La bataille sur la rémunération de la diffusion des chaînes du groupe Altice par l'opérateur Iliad (Free) a pris un tour inédit vendredi, avec la suspension puis un rétablissement forcé des chaînes d'Altice, dont BFMTV, sur les Freebox.
Pour le groupe fondé par Patrick Drahi, dans la mesure où Free (Iliad) «a refusé de négocier un accord de distribution des chaînes», ces dernières ne peuvent plus être disponibles sur les box des abonnés de l'opérateur.
«Nous avons constaté jeudi 4 avril que Free a déjà cessé la diffusion de BFM Business et du replay de toutes les chaînes». Elles restent accessibles via les autres opérateurs, Orange, Bouygues Telecom ou SFR, a ainsi expliqué Altice dans un communiqué.
Pour autant, les autres chaînes du groupe, BFMTV, RMC Découverte et RMC Story restaient visibles sur les Freebox, reconnaissait-on du côté d'Altice, qui précisait pourtant avoir coupé le signal à destination de Free.
Dans un communiqué, le groupe de Xavier Niel a répondu avoir «rétabli la diffusion de ces trois chaînes pour l'ensemble de ces abonnés», en se reposant sur l'article 1.1 de la convention de ces chaînes avec le Conseil supérieur de l'audiovisuel (CSA) «qui oblige à permettre leur reprise sur les réseaux ADSL et Fibre».
«Contrairement à la communication mise en œuvre depuis plusieurs semaines par le groupe Altice/SFR, les Freebox permettront toujours d'accéder aux chaînes de la TNT gratuite», assure par ailleurs Iliad.
Une situation «inacceptable», a répliqué Altice, pour qui «Free pirate la livraison du signal de ces chaînes». Altice a dit envisager «toutes les mesures juridiques, réglementaires et judiciaires adaptées face à cette situation illégale».
Les deux groupes connaissent depuis plusieurs semaines les mêmes tensions qui ont marqué, il y a quelques mois, les négociations entre les groupes TF1 et M6 d'une part et les opérateurs de téléphonie de l'autre, alors que l'accord de diffusion des chaînes d'Altice via Free est arrivé à échéance le 20 mars.
«Position discriminatoire»
Pour l'ensemble des groupes de médias, la diffusion des chaînes gratuites, et plus encore de leurs «services à valeur ajoutée», tels que la télévision en rattrapage (replay), la vidéo à la demande ou des programmes en avant-première, doivent faire l'objet d'une rémunération de la part des opérateurs, qui proposent à leurs abonnés des offres couplés internet-téléphonie-télévision et utilisent donc cette dernière comme un argument commercial.
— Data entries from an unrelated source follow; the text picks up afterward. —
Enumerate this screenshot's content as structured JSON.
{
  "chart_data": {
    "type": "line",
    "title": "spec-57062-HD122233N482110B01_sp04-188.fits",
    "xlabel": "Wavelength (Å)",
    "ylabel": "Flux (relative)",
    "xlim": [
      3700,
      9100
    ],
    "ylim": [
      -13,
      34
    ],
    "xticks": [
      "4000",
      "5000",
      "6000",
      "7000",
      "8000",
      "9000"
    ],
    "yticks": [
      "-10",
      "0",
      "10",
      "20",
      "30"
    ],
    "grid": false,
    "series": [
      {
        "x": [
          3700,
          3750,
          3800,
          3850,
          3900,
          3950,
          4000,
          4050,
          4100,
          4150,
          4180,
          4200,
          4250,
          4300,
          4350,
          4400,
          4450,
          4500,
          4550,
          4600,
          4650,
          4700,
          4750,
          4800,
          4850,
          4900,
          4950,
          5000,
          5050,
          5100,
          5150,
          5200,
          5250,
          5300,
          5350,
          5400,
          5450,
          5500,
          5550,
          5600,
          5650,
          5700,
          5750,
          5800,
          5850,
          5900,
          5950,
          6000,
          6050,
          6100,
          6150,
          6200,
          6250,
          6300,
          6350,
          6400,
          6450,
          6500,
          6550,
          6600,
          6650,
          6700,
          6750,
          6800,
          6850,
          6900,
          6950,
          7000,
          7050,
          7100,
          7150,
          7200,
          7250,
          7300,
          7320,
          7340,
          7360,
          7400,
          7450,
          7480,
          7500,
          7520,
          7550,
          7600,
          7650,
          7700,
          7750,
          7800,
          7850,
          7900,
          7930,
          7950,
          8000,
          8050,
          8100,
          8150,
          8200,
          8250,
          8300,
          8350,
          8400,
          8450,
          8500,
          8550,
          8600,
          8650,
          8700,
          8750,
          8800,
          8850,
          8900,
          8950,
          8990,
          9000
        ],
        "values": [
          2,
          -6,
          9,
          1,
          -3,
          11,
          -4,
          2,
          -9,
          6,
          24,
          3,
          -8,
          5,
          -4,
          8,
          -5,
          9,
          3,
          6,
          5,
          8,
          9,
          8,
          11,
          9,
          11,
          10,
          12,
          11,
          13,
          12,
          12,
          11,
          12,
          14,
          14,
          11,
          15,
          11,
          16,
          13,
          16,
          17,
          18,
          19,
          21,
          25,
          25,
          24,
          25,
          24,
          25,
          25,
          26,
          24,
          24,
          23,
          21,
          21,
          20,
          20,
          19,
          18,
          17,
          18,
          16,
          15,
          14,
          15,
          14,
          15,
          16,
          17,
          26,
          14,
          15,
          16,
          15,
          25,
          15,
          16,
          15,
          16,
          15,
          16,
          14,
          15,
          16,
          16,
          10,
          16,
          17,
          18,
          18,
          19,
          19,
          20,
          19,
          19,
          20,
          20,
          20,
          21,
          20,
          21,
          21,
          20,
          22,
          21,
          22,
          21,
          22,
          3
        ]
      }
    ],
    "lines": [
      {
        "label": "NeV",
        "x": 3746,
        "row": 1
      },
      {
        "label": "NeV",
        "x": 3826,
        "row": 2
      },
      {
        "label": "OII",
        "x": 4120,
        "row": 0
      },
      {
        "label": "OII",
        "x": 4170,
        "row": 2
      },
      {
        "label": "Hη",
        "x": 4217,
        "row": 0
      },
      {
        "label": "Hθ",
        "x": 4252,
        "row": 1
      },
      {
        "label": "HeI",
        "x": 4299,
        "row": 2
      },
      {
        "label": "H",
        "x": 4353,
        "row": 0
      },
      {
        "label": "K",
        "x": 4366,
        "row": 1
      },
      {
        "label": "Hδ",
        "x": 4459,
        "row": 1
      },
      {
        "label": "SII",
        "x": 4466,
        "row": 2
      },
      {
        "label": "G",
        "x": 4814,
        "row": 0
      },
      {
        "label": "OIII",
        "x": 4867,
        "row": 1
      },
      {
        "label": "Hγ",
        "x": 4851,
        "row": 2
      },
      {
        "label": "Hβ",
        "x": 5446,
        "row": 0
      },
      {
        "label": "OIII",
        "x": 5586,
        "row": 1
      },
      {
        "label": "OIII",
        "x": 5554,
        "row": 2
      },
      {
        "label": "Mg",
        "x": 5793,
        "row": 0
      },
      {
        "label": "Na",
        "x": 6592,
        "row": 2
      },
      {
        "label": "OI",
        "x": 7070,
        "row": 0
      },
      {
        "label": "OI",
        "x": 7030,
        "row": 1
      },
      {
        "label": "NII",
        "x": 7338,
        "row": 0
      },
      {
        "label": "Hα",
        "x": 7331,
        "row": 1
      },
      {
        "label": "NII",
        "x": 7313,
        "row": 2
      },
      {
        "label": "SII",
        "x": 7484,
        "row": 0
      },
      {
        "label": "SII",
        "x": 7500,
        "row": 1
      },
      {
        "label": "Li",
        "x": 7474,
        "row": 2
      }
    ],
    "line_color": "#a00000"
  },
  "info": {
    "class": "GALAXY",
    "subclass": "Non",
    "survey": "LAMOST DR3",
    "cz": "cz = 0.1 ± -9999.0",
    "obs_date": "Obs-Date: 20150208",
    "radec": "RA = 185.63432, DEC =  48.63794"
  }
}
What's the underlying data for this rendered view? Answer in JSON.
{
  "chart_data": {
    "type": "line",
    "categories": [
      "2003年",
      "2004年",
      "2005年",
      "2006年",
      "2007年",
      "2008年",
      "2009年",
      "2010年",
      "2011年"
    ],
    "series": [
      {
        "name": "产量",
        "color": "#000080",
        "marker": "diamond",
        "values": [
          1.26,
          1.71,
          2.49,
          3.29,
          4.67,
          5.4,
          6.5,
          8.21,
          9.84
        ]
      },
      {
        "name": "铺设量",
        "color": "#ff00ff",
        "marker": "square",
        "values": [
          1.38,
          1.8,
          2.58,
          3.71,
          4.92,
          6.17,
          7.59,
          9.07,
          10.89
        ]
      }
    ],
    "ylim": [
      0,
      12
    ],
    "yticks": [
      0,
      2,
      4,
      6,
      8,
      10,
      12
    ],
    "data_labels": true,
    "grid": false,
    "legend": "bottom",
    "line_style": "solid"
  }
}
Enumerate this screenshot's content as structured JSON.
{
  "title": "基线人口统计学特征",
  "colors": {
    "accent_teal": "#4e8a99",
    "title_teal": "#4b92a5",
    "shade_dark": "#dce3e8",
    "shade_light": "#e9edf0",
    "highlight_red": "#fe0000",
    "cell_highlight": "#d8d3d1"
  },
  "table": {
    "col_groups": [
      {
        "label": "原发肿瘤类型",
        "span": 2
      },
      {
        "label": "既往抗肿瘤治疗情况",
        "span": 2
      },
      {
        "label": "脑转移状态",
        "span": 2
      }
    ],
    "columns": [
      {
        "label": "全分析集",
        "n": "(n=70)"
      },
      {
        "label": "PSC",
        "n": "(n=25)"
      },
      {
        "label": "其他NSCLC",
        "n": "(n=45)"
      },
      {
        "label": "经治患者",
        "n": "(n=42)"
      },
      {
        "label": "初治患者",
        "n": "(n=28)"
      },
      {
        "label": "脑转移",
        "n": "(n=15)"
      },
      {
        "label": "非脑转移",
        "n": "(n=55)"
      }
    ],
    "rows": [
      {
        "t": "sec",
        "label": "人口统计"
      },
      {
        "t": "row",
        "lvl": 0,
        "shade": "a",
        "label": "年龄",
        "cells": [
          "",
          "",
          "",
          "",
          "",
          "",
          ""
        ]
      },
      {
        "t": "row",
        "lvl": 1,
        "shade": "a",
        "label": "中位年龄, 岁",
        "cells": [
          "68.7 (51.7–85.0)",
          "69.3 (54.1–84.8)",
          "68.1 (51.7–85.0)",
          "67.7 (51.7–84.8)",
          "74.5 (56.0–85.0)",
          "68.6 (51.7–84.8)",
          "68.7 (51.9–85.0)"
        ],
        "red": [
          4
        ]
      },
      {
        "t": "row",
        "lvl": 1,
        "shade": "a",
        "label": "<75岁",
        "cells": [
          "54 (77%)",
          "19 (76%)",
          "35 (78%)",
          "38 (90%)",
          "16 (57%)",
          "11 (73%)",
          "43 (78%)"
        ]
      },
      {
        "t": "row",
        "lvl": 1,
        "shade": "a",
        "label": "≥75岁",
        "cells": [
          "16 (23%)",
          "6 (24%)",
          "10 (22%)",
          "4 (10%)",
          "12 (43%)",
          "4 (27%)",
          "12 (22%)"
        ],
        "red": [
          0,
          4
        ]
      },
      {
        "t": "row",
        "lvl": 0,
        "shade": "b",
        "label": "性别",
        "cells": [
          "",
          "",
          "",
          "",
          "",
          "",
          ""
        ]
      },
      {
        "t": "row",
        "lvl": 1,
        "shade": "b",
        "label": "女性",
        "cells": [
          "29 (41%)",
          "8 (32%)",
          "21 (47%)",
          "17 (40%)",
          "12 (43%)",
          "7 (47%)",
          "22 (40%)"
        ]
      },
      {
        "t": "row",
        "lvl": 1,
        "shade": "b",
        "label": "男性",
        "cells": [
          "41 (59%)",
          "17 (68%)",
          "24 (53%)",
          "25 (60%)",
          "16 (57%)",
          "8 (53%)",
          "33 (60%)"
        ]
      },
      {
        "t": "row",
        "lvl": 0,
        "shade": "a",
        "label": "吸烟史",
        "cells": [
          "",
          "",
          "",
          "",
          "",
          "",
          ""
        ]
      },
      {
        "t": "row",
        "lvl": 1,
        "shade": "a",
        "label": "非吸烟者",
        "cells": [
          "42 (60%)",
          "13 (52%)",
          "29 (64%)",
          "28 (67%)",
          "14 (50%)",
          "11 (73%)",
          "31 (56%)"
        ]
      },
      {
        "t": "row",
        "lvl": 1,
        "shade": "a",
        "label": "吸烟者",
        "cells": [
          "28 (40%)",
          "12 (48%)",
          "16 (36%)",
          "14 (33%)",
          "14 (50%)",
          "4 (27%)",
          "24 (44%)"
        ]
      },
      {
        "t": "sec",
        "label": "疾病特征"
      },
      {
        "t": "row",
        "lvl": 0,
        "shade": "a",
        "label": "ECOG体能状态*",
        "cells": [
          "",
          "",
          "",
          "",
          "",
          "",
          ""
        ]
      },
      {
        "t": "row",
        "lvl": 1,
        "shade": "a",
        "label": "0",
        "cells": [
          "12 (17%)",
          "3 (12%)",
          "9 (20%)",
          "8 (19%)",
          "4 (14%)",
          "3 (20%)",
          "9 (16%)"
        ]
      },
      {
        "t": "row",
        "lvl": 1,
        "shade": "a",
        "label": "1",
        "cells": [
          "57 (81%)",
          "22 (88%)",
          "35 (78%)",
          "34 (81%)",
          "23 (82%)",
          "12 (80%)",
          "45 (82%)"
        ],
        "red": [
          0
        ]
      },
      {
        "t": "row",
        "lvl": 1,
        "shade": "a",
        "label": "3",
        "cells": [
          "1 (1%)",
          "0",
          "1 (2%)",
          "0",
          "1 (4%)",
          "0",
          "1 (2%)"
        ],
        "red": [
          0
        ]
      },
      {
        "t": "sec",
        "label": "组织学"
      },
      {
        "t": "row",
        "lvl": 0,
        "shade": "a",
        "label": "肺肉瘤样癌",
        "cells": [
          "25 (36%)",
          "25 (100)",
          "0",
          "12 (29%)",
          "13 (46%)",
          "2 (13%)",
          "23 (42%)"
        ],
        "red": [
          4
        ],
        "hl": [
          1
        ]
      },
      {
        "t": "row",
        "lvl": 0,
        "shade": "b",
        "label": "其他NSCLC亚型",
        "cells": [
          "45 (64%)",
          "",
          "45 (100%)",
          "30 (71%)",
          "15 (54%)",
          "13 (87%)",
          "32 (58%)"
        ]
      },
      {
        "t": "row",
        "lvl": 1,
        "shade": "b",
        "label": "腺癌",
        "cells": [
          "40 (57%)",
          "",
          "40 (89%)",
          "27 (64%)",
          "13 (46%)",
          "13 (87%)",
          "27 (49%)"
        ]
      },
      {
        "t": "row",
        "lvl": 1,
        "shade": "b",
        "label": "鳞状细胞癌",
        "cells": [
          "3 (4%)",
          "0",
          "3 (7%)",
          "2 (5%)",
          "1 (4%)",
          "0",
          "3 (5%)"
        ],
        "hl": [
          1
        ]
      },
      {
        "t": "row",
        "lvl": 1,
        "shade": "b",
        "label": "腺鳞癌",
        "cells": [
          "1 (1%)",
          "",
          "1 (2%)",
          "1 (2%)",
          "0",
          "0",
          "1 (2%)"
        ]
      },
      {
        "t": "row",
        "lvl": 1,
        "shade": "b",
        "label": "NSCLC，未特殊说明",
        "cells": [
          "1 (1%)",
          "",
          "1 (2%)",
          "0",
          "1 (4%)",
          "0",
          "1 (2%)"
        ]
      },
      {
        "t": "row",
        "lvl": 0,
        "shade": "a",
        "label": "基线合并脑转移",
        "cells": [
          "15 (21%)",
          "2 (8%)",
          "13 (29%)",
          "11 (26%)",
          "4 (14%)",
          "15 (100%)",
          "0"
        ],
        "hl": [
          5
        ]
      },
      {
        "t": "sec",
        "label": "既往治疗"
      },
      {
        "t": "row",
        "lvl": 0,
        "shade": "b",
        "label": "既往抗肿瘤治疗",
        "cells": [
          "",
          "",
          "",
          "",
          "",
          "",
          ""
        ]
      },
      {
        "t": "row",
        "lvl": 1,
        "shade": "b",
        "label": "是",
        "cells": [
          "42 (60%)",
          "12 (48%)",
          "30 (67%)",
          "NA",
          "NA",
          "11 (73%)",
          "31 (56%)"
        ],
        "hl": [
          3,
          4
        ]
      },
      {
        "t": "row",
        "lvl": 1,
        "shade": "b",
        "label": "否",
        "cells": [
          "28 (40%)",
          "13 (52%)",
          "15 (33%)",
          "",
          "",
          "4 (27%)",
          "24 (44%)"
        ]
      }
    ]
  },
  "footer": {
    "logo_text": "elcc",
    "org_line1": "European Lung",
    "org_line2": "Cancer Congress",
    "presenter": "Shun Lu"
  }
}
Un point de vue que les opérateurs ont toujours réfuté, rappelant que la diffusion des chaînes gratuites de la TNT devait, par définition, être gratuite.
Après plusieurs mois de bataille, M6 et TF1 avaient fini par trouver un accord avec Orange, Bouygues Telecom, SFR et Free pour la rémunération des services à valeur ajoutée, une rémunération s'appuyant sur le nombre d'abonnés fixes détenu par chaque opérateur qui s'élève, selon plusieurs sources concordantes, à quelques millions d'euros.
Alors que les accords de diffusion de ses chaînes chez ses différents concurrents commencent à toucher à leur fin, c'est désormais au groupe Altice de tenter de se faire rétribuer pour la diffusion de BFMTV, RMC Découverte, RMC Story et BFM Business, auprès d'Iliad, après avoir déjà signé avec Bouygues, Telecom et SFR, autre filiale du groupe Altice.
Or, selon le communiqué d'Altice, Free «refuse de négocier depuis plusieurs mois», et «adopte une position discriminatoire (à l'égard des chaînes concernées) après avoir signé des accords avec le groupe TF1 et avec le groupe M6».
Iliad, la maison-mère de Free, avait souligné à l'expiration de l'accord en mars, ne pas avoir «reçu de vraie proposition commerciale» de la part d'Altice concernant «les services à valeur ajoutée» (télévision en rattrapage, vidéo à la demande ou programmes en avant-première par exemple).
Pour les chaînes de télévision, les opérateurs télécoms sont devenus des intermédiaires incontournables: la France compte en effet au total près de 30 millions de foyers recevant la télévision via une box ADSL, câble ou fibre optique, un cas unique en Europe à un tel niveau: 13,2 millions équipés par Orange, 6,5 millions par Free, 6,3 millions par SFR, 3,4 millions par Bouygues Telecom.
A ces foyers s'ajoutent près de 5 millions d'abonnés directs aux diverses offres Canal+.